We need to help get affordable coverage for lower-income uninsured
We need to protect the relationship between the patient and the doctor
We DON’T need to completely rebuild a system that more-than-adequately serves 285 out of 300 million Americans… destroying that which serves 98 percent of the public so as to find help for the other two percent just doesn’t make sense.
How, then, should we proceed? Here are several ideas, some from the Administration and its team, others from the private sector, and some from the GOP. Each of these things would help solve the problem without budget-busting implications.

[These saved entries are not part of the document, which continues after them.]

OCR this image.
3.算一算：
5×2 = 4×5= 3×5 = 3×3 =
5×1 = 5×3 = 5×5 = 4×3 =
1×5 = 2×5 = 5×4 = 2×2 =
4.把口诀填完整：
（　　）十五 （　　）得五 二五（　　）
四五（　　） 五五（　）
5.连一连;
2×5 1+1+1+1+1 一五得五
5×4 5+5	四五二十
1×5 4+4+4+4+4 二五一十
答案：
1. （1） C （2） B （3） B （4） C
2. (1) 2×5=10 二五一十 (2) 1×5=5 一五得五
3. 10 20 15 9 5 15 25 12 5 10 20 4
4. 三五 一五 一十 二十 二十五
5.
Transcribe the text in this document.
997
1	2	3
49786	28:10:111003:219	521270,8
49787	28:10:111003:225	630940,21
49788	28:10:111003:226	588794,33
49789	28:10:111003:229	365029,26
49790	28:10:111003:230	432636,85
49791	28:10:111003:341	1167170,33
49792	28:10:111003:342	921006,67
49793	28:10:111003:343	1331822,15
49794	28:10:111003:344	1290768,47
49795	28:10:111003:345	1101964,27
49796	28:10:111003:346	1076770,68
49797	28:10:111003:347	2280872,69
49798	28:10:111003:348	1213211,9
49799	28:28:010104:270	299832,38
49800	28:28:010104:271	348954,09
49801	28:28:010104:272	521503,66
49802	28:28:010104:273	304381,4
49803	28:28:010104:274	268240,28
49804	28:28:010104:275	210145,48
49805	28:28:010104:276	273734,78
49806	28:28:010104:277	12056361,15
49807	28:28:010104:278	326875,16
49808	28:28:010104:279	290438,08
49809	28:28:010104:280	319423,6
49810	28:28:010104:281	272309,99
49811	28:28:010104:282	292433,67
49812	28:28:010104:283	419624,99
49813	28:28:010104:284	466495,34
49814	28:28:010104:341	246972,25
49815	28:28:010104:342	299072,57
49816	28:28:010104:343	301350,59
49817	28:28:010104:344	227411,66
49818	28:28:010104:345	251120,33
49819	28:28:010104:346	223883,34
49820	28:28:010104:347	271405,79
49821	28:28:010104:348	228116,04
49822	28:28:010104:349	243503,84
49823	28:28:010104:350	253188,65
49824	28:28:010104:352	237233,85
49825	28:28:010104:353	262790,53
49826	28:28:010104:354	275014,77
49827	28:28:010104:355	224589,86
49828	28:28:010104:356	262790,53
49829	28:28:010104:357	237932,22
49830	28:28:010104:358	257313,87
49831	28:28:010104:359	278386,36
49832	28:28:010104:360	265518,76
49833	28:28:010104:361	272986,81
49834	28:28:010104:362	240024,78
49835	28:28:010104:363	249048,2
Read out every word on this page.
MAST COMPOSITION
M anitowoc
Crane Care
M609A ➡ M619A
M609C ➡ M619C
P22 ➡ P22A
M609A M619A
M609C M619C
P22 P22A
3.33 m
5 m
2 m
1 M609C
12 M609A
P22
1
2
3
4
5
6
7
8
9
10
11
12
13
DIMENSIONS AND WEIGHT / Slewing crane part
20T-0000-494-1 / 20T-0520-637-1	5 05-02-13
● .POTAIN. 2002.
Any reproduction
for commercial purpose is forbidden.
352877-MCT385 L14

Stop paying for medical mistakes. Medicare and some private plans are doing it, and the rest should. A provider’s mistake should be his cost, not ours.
Fund and widely publicize best-practices research showing which treatments are truly most effective. (Many say 30 percent of treatments add no medical value whatsoever — wasting the cost of those treatments.)
Reduce payments for ineffective treatment procedures.
Mandate transparency of cost and quality outcomes for doctors and hospitals. Make it readily available and easily accessible by the public. Educated consumers make wiser decisions.
Reward wise health selections. Share savings from wise provider selections with those users who choose appropriate providers (tiered networks, deductible and copayment subsidies, etc.).
To facilitate electronic medical records and claims submissions, require that doctors adopt technology. Make its adoption mandatory by a reasonable future date. Subsidize it where necessary.
Subsidize and encourage tele-medicine. For instance, Dana Farber Cancer Center in Boston provides a consulting service for cancer diagnoses, and they find that they change, negate or amend 70 percent of the diagnoses sent them!
Identify, develop and publicize “centers of excellence” for complex, infrequent or expensive procedures. Studies have found that such centers can achieve better clinical outcomes at a 40 percent lower price.
Find a way to require carriers to eliminate pre-existing condition limitations without bankrupting the insurers. Allowing someone to wait until they have cancer before they buy insurance is inappropriate at best, thievery at worst. Mandated purchase coupled with significant non-compliance penalties is one approach.
Allow cross-border purchase of insurance by individuals not insured by employer plans.
Approximately 85% of the uninsured have incomes below 300% of the poverty line. It would surely be cheaper to subsidize those people than to rebuild the entire system.
Reducing health-care costs is a problem that neither Congress, nor the President, nor the insurance companies can address alone. Only we, individually, can really do something about our own health care costs by living, eating and exercising well. Employers can help us; so can insurance companies and medical managers, but it’s eventually up to us. And when each of us does what we ought to do, health-care costs will go down, or at least moderate.
There are conditions and personal choices that influence how much medical costs an individual will likely incur. One large employer, Hannaford, a Northeast grocery chain, has identified behavioral and medical indicators predicting employees’ likelihood of claims.
Employees with five or more such indicators (smoking, overweight, obesity, depression, sedentary lifestyle, etc.) will likely experience claims more than twice as large as those with three or four indicators. And those with three or four indicators will incur claims about twice as high as those with two, one or none.
Consistent with protecting privacy, we have to allow medical managers to reach out and work closely with those in the pre-serious disease stage to rectify their conditions before they become serious.
Moreover we need to penalize those who don’t participate in their own well-being. That’s counter to the politically correct dictates of our time, but it’s the only way to solve the long-term problem of medical costs.
What’s more, it goes back to a unique idea: we should be responsible for and pay the cost of our own behaviors. What a radical concept.